Let op: de website is verhuisd naar fritsvanderwaa.nl

de Volkskrant, Kunst & Cultuur, 12 juni 2007 (pagina 19)

Mahler met druk op de ketel

Mozart, Neuwirth en Mahler door de Radio Kamer Filharmonie en het Radio Filharmonisch Orkest o.l.v. Jaap van Zweden. Concertgebouw, Amsterdam, 9/6..

Het blijft een wat merkwaardig gegeven dat de muziek van Gustav Mahler zo'n beetje de maat van alle dingen is geworden – de ultieme maatstaf waaraan een orkest beoordeeld wordt, en tevens die waaraan men de kwaliteiten van een dirigent pleegt te toetsen. Het heeft natuurlijk alles te maken met de obsessieve voorliefde die de laatstgenoemde beroepsgroep koestert voor de grote symfonicus. Elke dirigent wil zijn eigen Mahler-cyclus.

Toen Edo de Waart chef-dirigent van het Radio Filharmonisch Orkest werd, rustte hij niet voor hij alle negen symfonieën plus de liedcycli op zijn naam had (en dat terwijl het RFO nu juist opgericht is om ándere muziek uit te voeren dan de gewone orkesten al doen).

De Waarts opvolger, Jaap van Zweden, is uit exact hetzelfde hout gesneden. Nee, uit tweemaal zo hard hout. Dat demonstreerde hij zaterdag in een dubbelprogramma dat het natuurlijke slot van de Zaterdag verlegde tot kwart voor elf 's avonds. Kern van de zaak was de uitvoering van zowel Mahlers Zesde als Zevende Symfonie, die elk afzonderlijk al een kleine anderhalf uur duren. Aan de hand van deze dubbele meetlat kon niet alleen Van Zweden zelf, maar ook het RFO laten horen dat ze niet alleen in artistiek, maar ook in atletisch opzicht hun mannetje staan. Anders dan gewoonlijk wordt de radio-uitzending niet op dinsdagavond herhaald, maar bewaard voor een passender moment in het zendschema.

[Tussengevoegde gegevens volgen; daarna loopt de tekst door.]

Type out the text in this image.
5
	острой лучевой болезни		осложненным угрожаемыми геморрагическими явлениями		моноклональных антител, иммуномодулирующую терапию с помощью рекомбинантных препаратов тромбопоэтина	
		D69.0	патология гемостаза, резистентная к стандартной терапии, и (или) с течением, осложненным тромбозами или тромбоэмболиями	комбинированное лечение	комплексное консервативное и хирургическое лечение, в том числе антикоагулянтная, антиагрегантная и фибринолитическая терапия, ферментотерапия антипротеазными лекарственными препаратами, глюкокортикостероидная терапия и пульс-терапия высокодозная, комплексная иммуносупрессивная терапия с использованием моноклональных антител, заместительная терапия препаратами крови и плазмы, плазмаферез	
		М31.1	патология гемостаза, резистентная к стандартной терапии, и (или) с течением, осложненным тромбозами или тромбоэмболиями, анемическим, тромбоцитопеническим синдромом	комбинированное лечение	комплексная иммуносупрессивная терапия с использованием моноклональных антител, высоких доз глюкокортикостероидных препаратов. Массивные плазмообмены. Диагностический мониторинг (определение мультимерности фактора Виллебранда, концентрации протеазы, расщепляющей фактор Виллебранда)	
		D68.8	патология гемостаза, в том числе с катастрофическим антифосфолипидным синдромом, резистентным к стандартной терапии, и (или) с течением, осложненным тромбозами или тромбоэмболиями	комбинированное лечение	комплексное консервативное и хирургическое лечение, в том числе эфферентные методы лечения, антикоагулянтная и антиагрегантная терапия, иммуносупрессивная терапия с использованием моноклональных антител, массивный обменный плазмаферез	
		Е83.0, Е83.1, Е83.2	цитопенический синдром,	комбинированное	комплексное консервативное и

Om hun collega's wat op te beuren tijdens de duurproef verzorgde de Radio Kamer Filharmonie in beide gevallen het voorprogramma, dat 's middags bestond uit een volstrekt verwaarloosbare uitvoering van Mozarts pianoconcert KV 595, waarin de gezapigheid van Richard Goodes zijige spel ongunstig afstraalde op het orkest. Dat viel de trompettist Marco Blaauw 's avonds niet aan te rekenen tijdens de Nederlandse première van ...miramondo multiplo..., een vijfdelige compositie van de Oostenrijkse Olga Neuwirth. Hoewel er veel langskomt in dit werk, blijven de korte deeltjes nogal steken in dwarse hoempaatjes en dito klankvelden, en beklijft vooral de rijk gevarieerde solopartij, mede dankzij het fabuleuze spel van Blaauw.

In Van Zwedens Mahlerbenadering overheerste aanvankelijk een nuchtere, vooral stoere klankgeving, waarin de geledingen duidelijk naar voren kwamen. Echt spannend werd het tijdens het over elkaar metselen van verschillende muzikale lagen in de Finale van de Zesde. Bij de uitvoering van de Zevende wreekten zich de vele overeenkomsten tussen de beide werken, zoals de overspannen fanfares en de akoestische doorkijkjes naar Alpenweiden. Niettemin is het duidelijk dat Mahler in de Zevende een stuk verder gaat in de fragmentatie van zowel de vorm als het harmonische vocabulaire. Van Zweden hield druk op de ketel, bewoog zijn musici tot topprestaties, en imponeerde door de manier waarop hij de wild heen en weer zappende muziek aan het slot bijeen- en de hysterie op afstand hield.